You should pace yourself so you don't run out of games to play :lol:


----------



## Clean ocd (Mar 29, 2014)

Clancy said:


> Good then ?
> 
> You should pace yourself so you don't run out of games to play :lol:


already have lol nothing to play


----------



## Clancy (Jul 21, 2013)

Yeah I know that's why I said it lol seen your thread the other day 

Is that evolve game any good ?


----------



## xJay1337 (Jul 20, 2012)

I got mine through on the 27th.
I literally only had a chance to play it yesterday for an hour right before bed at Midnight haha.

I really like it. It will take a little bit of time to get used to the controls of course but so far i really like it.
although can't help I won't be enjoying it to the fullest until you have unlocked some of the extra skills and moves.


----------



## Clancy (Jul 21, 2013)

Tried buying it today on the way home but no where is in stock, will try again tomorrow


----------



## Clean ocd (Mar 29, 2014)

Clancy said:


> Yeah I know that's why I said it lol seen your thread the other day
> 
> Is that evolve game any good ?


dont rate it at all unless playing with your pals , playing alone complete and utter


----------



## xJay1337 (Jul 20, 2012)

Played a bit more yesterday.. liking it. Running at night is genuinely scary.


----------



## Clean ocd (Mar 29, 2014)

xJay1337 said:


> Played a bit more yesterday.. liking it. Running at night is genuinely scary.
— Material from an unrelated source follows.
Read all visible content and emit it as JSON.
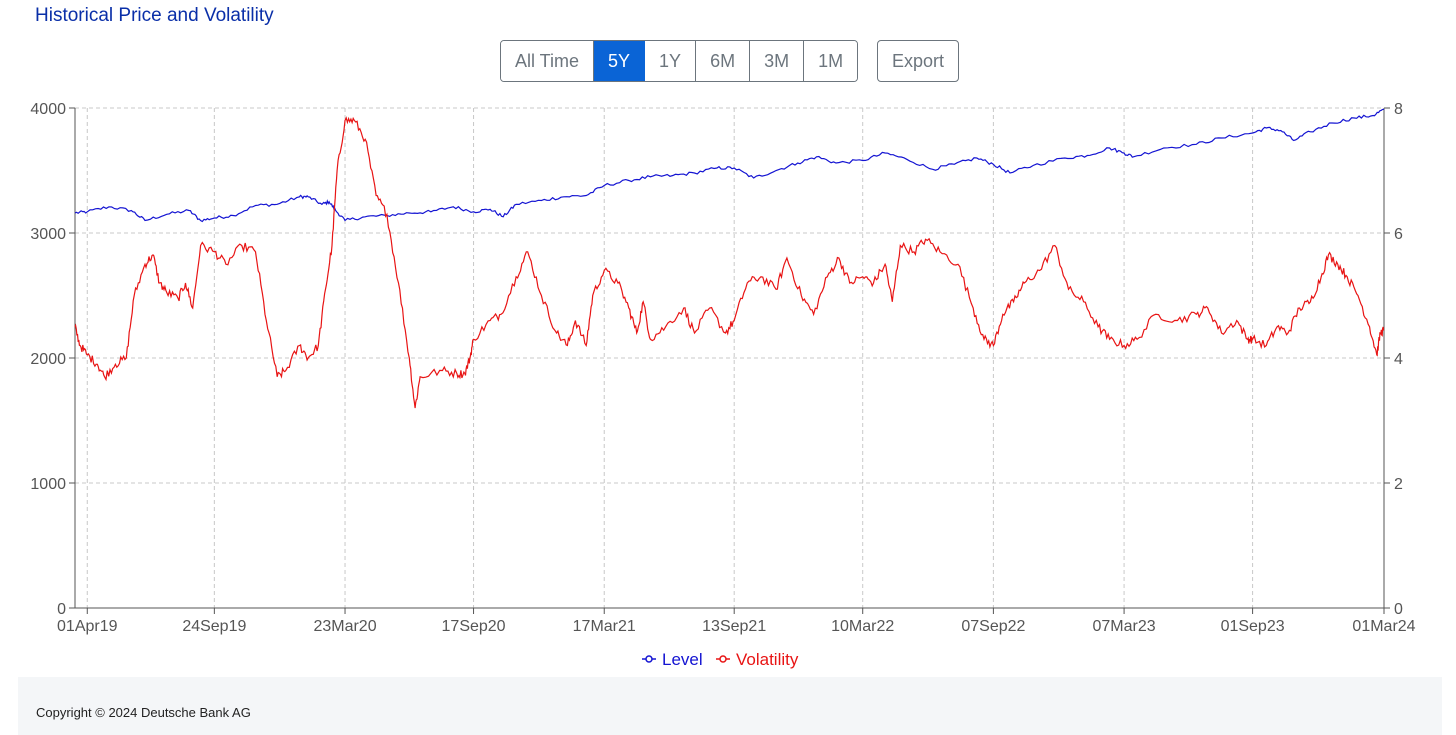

after you complete it there nothing else to do so basically the game is good has a lot missions to do including the side quests but once thats done there is nothing else to do so just thought let you all know that


----------



## xJay1337 (Jul 20, 2012)

When you finish it are there no more side missions or quests to do then? 
Does it still allow you to free roam, there are lots of notes etc to find so could be fun for a while, especially if you can multi player with your mates.
(i don't have any of those  )


----------



## Clancy (Jul 21, 2013)

Ah that's alright I normally get bored be for I run our of things to do on free roam games lol 

Shop still didn't have this today, hopefully will get it tomorrow. anyone's welcome to add me if they wanna have a game (once I've got it lol)


----------



## Clean ocd (Mar 29, 2014)

ps or xbox , i have a few weapons can give you which does 2500 damage one of the highest damaged weapons in the game


----------



## xJay1337 (Jul 20, 2012)

I am ps4 but no PSN+.

When you finish the game are you still able to run about and explore?


----------



## Clean ocd (Mar 29, 2014)

xJay1337 said:


> I am ps4 but no PSN+.
> 
> When you finish the game are you still able to run about and explore?
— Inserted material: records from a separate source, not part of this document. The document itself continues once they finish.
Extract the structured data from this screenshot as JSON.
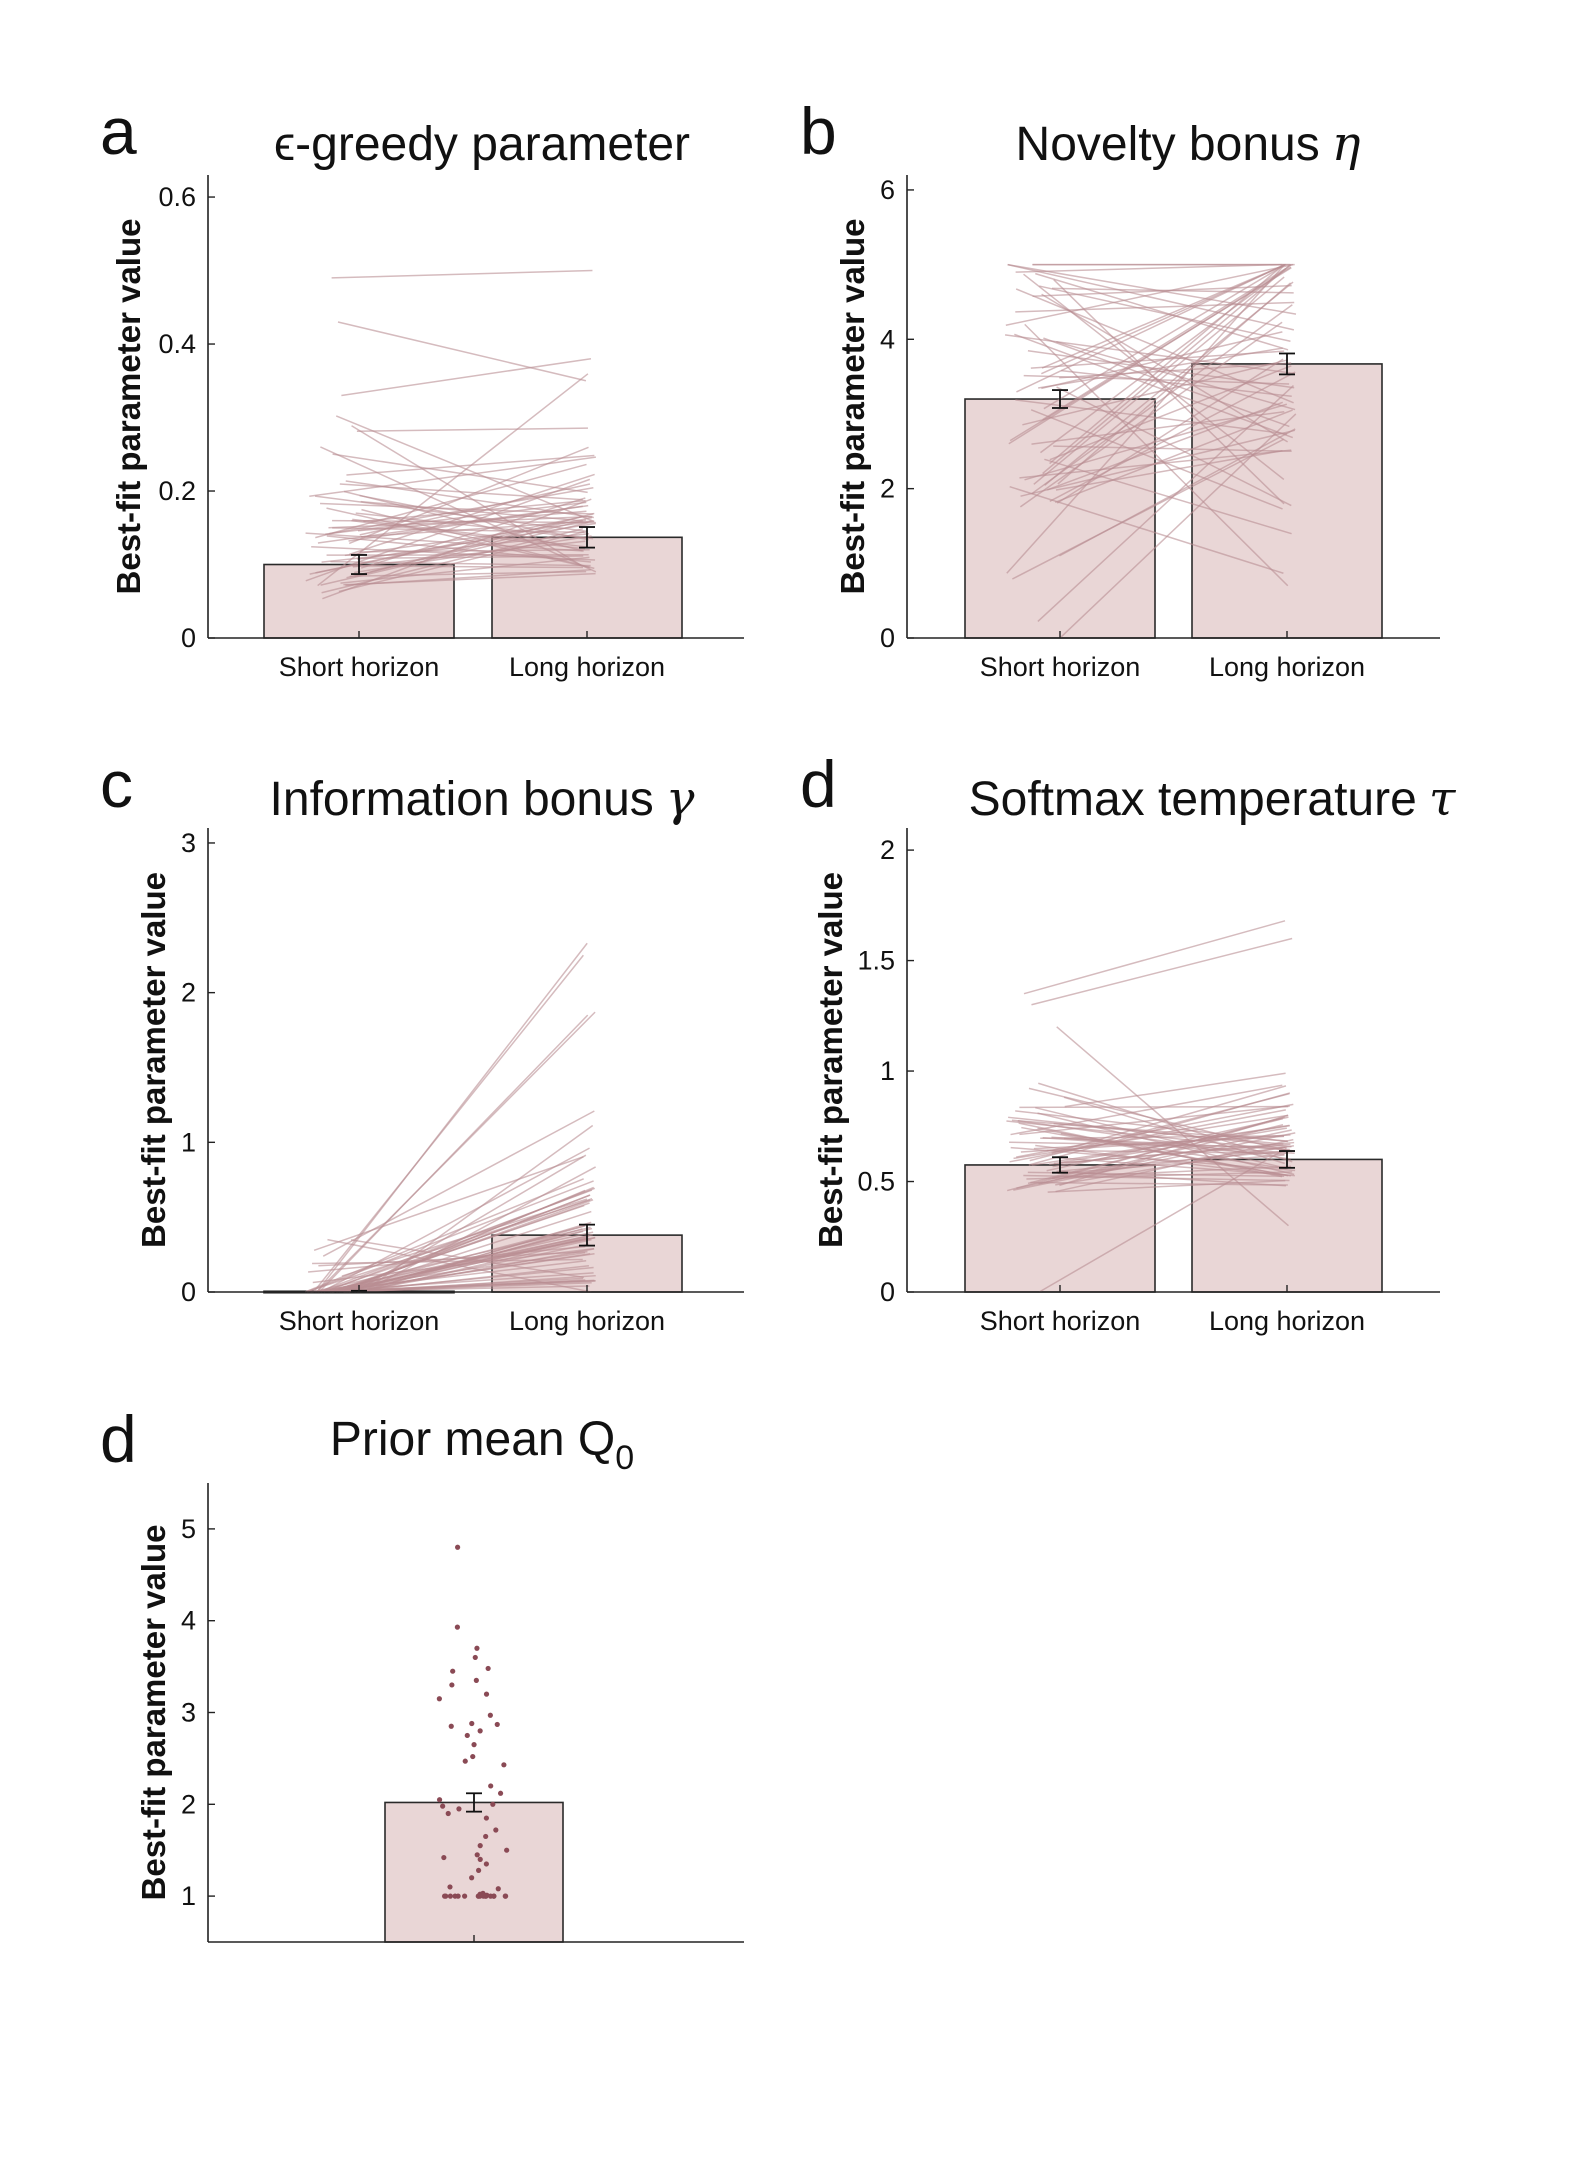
{
  "colors": {
    "bar_fill": "#e9d6d6",
    "bar_edge": "#2a2a2a",
    "subject_line": "#b98e92",
    "dot": "#8a4a55",
    "axis": "#222222"
  },
  "chart_data": [
    {
      "type": "bar",
      "letter": "a",
      "title": "ϵ-greedy parameter",
      "ylabel": "Best-fit parameter value",
      "categories": [
        "Short horizon",
        "Long horizon"
      ],
      "values": [
        0.1,
        0.137
      ],
      "errors": [
        0.013,
        0.014
      ],
      "ylim": [
        0,
        0.63
      ],
      "yticks": [
        0,
        0.2,
        0.4,
        0.6
      ],
      "ytick_labels": [
        "0",
        "0.2",
        "0.4",
        "0.6"
      ],
      "subject_lines": {
        "n": 64,
        "seed": 11,
        "short_mean": 0.1,
        "long_mean": 0.137,
        "short_spread": 0.1,
        "long_spread": 0.1,
        "min": 0,
        "max": 0.5,
        "examples": [
          [
            0.49,
            0.5
          ],
          [
            0.43,
            0.35
          ],
          [
            0.33,
            0.38
          ],
          [
            0.26,
            0.09
          ]
        ]
      }
    },
    {
      "type": "bar",
      "letter": "b",
      "title": "Novelty bonus",
      "title_symbol": "η",
      "ylabel": "Best-fit parameter value",
      "categories": [
        "Short horizon",
        "Long horizon"
      ],
      "values": [
        3.2,
        3.67
      ],
      "errors": [
        0.12,
        0.14
      ],
      "ylim": [
        0,
        6.2
      ],
      "yticks": [
        0,
        2,
        4,
        6
      ],
      "ytick_labels": [
        "0",
        "2",
        "4",
        "6"
      ],
      "subject_lines": {
        "n": 64,
        "seed": 23,
        "short_mean": 3.2,
        "long_mean": 3.67,
        "short_spread": 1.1,
        "long_spread": 1.1,
        "min": 0,
        "max": 5,
        "examples": [
          [
            5.0,
            5.0
          ],
          [
            4.9,
            5.0
          ],
          [
            0.0,
            3.0
          ],
          [
            4.2,
            0.7
          ],
          [
            1.1,
            2.8
          ]
        ]
      }
    },
    {
      "type": "bar",
      "letter": "c",
      "title": "Information bonus",
      "title_symbol": "γ",
      "ylabel": "Best-fit parameter value",
      "categories": [
        "Short horizon",
        "Long horizon"
      ],
      "values": [
        0.005,
        0.38
      ],
      "errors": [
        0.003,
        0.07
      ],
      "ylim": [
        0,
        3.1
      ],
      "yticks": [
        0,
        1,
        2,
        3
      ],
      "ytick_labels": [
        "0",
        "1",
        "2",
        "3"
      ],
      "subject_lines": {
        "n": 64,
        "seed": 37,
        "short_mean": 0.005,
        "long_mean": 0.38,
        "short_spread": 0.01,
        "long_spread": 0.45,
        "min": 0,
        "max": 2.35,
        "examples": [
          [
            0.0,
            2.33
          ],
          [
            0.0,
            2.25
          ],
          [
            0.0,
            1.87
          ],
          [
            0.0,
            1.85
          ],
          [
            0.35,
            0.0
          ]
        ]
      }
    },
    {
      "type": "bar",
      "letter": "d",
      "title": "Softmax temperature",
      "title_symbol": "τ",
      "ylabel": "Best-fit parameter value",
      "categories": [
        "Short horizon",
        "Long horizon"
      ],
      "values": [
        0.575,
        0.6
      ],
      "errors": [
        0.035,
        0.038
      ],
      "ylim": [
        0,
        2.1
      ],
      "yticks": [
        0,
        0.5,
        1,
        1.5,
        2
      ],
      "ytick_labels": [
        "0",
        "0.5",
        "1",
        "1.5",
        "2"
      ],
      "subject_lines": {
        "n": 64,
        "seed": 51,
        "short_mean": 0.575,
        "long_mean": 0.6,
        "short_spread": 0.25,
        "long_spread": 0.25,
        "min": 0,
        "max": 1.7,
        "examples": [
          [
            1.35,
            1.68
          ],
          [
            1.3,
            1.6
          ],
          [
            0.0,
            0.65
          ],
          [
            1.2,
            0.3
          ]
        ]
      }
    },
    {
      "type": "bar",
      "letter": "d",
      "title": "Prior mean Q",
      "title_subscript": "0",
      "ylabel": "Best-fit parameter value",
      "categories": [
        ""
      ],
      "values": [
        2.02
      ],
      "errors": [
        0.1
      ],
      "ylim": [
        0.5,
        5.5
      ],
      "yticks": [
        1,
        2,
        3,
        4,
        5
      ],
      "ytick_labels": [
        "1",
        "2",
        "3",
        "4",
        "5"
      ],
      "dots": [
        4.8,
        3.93,
        3.7,
        3.6,
        3.48,
        3.45,
        3.35,
        3.3,
        3.2,
        3.15,
        2.97,
        2.88,
        2.87,
        2.85,
        2.8,
        2.75,
        2.65,
        2.52,
        2.47,
        2.43,
        2.2,
        2.12,
        2.05,
        2.0,
        1.98,
        1.95,
        1.9,
        1.85,
        1.72,
        1.65,
        1.55,
        1.5,
        1.45,
        1.42,
        1.4,
        1.35,
        1.28,
        1.2,
        1.1,
        1.08,
        1.03,
        1.02,
        1.01,
        1.0,
        1.0,
        1.0,
        1.0,
        1.0,
        1.0,
        1.0,
        1.0,
        1.0,
        1.0,
        1.0,
        1.0,
        1.0,
        1.0,
        1.0,
        1.0,
        1.0
      ]
    }
  ]
}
yeah but really nothing to explore apart from getting safe houses or do the challenges but i done them all when going threw the story so basically when completed was just nothing to do but the being attacked by the zombie is a bit of fun when your exploring with your friends


----------



## Clean ocd (Mar 29, 2014)

i only have dying light for my xbox one man or would of given you some weapons only have the last of us and few others for my ps4


----------



## Clancy (Jul 21, 2013)

Managed to get the game today but ain't got time to try it till after work tomorrow


----------



## Clancy (Jul 21, 2013)

This game is addictive, weekend plans have gone out the window


----------